8/11/15 In The Mirror

Theo’s skin was too thin. He’d suspected that for years. His veins ran visibly blue down his arms. Down his legs. He could even see one pulsing near his temple. His scarred cheek was finally healed. The left one. The other had also been disfigured, but that had been–what–a year ago? Something like that.

In the mirror of the bathroom of his London hotel room the counters were a glossy, white granite, the floor cold tiles, and the smell a sad lemon cleaning product that he hadn’t expected from such a reputable establishment. Never mind he couldn’t remember the name of it.

He ran the fingers of his left hand down that bare, rough cheek. The stubble there grew half heartedly. He reasoned he had cut out the roots unintentionally.

A chime came from his smartphone. He left the bathroom, the bathrobe wrapped tightly. His pants (khaki slacks) and shirt a (salmon) button down were laid out next to his flat, navy suit jacket and darker tie. Frankie had said this was the kind of thing people wear to lectures. Theo remembered his professors in college never wearing anything as strangely fashionable. Instead they had plaid short sleeves with breast pockets full of pens. One wore a stained and rather tattered, and Theo suspected, stinky sweatshirt. But once the outfit Frankie had laid out for him the night before was on, Theo agreed with the mirror that he had never looked so comfortable, with clothes on or not, in his life.

7/27/15 In The Darkness

In the darkness nothing happened. Nothing changed. But suddenly the vial flared with light. The rays, white and as fast as shooting stars nearly blinded Susie, but suddenly she could see through the water like the clearest crystal.

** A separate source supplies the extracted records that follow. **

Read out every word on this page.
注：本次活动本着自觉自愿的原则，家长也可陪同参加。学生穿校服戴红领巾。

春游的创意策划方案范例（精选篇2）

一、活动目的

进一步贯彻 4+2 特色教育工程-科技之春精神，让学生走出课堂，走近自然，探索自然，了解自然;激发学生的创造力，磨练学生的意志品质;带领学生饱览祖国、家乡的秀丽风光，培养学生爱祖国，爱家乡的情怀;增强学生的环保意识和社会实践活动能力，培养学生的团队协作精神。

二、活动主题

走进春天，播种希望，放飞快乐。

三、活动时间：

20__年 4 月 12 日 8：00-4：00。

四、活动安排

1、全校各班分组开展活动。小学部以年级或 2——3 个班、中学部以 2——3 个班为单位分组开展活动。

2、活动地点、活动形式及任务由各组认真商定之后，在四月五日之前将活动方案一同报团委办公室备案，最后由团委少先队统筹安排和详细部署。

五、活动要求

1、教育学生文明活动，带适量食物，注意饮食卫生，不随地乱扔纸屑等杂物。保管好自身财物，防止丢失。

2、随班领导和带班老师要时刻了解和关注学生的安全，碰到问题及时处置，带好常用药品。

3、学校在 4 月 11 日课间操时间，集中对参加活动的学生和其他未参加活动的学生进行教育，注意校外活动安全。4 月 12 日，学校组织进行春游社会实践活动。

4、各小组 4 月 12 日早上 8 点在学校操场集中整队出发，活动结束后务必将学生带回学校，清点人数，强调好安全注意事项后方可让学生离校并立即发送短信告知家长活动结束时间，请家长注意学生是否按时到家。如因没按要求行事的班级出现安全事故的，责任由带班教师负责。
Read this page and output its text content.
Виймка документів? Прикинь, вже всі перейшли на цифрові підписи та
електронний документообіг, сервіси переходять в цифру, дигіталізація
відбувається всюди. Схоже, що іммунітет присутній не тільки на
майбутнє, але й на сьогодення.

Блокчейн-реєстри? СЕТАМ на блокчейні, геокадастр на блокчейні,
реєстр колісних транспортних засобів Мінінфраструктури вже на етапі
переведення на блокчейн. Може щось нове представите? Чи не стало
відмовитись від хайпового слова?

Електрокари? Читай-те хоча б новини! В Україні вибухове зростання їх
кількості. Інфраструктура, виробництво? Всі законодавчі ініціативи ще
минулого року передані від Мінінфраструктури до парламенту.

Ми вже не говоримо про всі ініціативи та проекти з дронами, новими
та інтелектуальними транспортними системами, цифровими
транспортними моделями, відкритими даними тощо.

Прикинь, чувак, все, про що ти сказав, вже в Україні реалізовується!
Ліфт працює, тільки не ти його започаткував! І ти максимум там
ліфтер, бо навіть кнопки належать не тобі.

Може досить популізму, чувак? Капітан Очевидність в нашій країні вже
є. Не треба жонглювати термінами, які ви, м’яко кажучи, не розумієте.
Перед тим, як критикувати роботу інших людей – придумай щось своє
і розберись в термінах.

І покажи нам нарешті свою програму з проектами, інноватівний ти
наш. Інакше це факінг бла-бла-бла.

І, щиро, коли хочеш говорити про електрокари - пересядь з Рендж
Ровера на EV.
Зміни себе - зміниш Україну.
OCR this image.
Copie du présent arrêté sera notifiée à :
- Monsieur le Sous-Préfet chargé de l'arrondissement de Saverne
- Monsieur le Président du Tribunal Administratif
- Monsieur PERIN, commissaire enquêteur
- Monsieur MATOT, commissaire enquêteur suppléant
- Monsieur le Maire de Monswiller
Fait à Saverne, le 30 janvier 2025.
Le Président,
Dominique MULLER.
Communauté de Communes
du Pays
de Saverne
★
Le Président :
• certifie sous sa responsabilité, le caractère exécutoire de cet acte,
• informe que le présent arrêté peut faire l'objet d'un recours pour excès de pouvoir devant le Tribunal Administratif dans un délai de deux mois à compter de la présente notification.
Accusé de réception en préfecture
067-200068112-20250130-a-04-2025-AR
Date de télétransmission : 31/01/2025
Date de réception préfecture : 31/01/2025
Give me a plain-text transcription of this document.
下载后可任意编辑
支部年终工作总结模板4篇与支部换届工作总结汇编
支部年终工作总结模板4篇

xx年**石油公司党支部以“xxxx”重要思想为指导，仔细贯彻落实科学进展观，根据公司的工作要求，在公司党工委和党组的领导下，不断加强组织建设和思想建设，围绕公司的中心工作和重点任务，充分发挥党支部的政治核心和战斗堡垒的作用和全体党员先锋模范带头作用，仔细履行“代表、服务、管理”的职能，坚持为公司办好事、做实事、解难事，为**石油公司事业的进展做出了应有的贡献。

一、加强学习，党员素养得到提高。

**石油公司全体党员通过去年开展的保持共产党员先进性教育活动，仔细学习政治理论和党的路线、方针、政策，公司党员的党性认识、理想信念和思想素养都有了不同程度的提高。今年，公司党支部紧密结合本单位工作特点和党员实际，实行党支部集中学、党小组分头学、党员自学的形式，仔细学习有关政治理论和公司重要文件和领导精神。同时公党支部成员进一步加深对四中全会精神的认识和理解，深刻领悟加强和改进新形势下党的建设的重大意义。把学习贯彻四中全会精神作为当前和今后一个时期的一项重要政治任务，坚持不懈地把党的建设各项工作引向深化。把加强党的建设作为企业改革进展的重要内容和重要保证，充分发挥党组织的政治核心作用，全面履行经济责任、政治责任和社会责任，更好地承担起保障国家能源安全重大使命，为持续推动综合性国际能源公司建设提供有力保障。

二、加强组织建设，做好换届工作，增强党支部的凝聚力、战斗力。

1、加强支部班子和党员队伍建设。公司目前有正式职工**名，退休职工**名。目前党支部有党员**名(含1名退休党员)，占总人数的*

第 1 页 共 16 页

She was in the middle of the pond and she realized now that she would sink to the very bottom. And her lungs had surpassed burning and she began to jerk as a great pain thrust inside her chest. Again it happened. A great pain there, as though she must vomit. But she kept her lips tightly closed and did not let her body succumb.

7/15/15 Second Person

Dear Bruce,

I think something has happened in my perception of writing second person. I have been working through some of the intermission and suddenly realized I needed to take out anything that told the YOU how they felt about anything. It is all description and action. It is all experience, but very little internal feelings–since the reader already is filling those in.

I’ve been reading a little about writing second person also–have you found that this is an effective technique?